As we enter old age we feel a pressing need to reconcile our past deeds with our conscience. We seek to resolve past hurts, overcome alienation, heal relationships, deal with regret. On Golden Pond, tells the story of three generations of characters who meet in order to reconcile with one another. In Magnolia, the dying father recognises that in order to affirm his own integrity he has to reconcile with his son.
In my own novel, The Land Below, the aging Troubadour, wracked by guilt for having kept a painful secret from his grandson, Paulie, chooses a climactic moment to reveal the truth about his lineage.
“Old age and end-of-life themes necessarily entail protagonists who pursue different goals to those of their younger counterparts.”
But as the prospect of death creeps ever closer, another issue gains prominence. Linda Seger relates her observations in a nursing home for the aged where she noticed two basic types of reactions from people close to death – anger and mellow acceptance.
There were those who felt that they had somehow been cheated out of living a better life, or that life had somehow passed them by. These were issues that they had not resolved earlier in life and that were now coming home to roost.
Then there were people who seemed to accept the end of their lives with a mellow acquiescence and a deep gratitude for having participated in life’s adventure at all.
Although some stories, such as Paul Harding’s Pulitzer winning novel, Tinkers, deal with the subject of death and reconciliation in an insightful way, there is generally a dearth of stories featuring this last stage of one’s life – certainly in film. This could be a rich source to explore in the future, especially for a population that increasingly is achieving longer lifespans.
The point to stress, as Erik Erikson indicates, is that if we fail to deal with life’s themes at the time they occur they will continue to fester, under the surface, until we do.
In Dead Poet’s Society, Todd is forced to resolve issues of self-esteem, identity, integrity, and belonging because he never resolved these issues as a teenager.

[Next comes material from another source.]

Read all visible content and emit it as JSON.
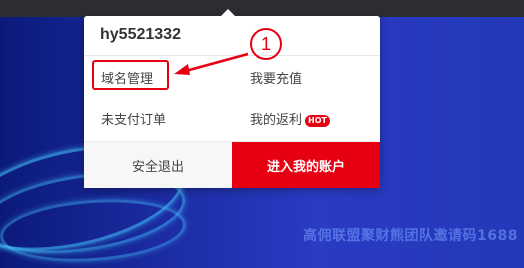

In Rain Man, Charlie, who carries with him the pain of a childhood in which he felt he didn’t belong, has to reconcile issues of achievement and success juxtaposed against the need for intimacy and integrity before he can resolve his inner conflict.
A character who is dying, then, may be forced to face unresolved issues at the time he is least equipped to do so.
Summary
Confronting past, unresolved conflicts in our old age is the last great task to be performed in life and in stories.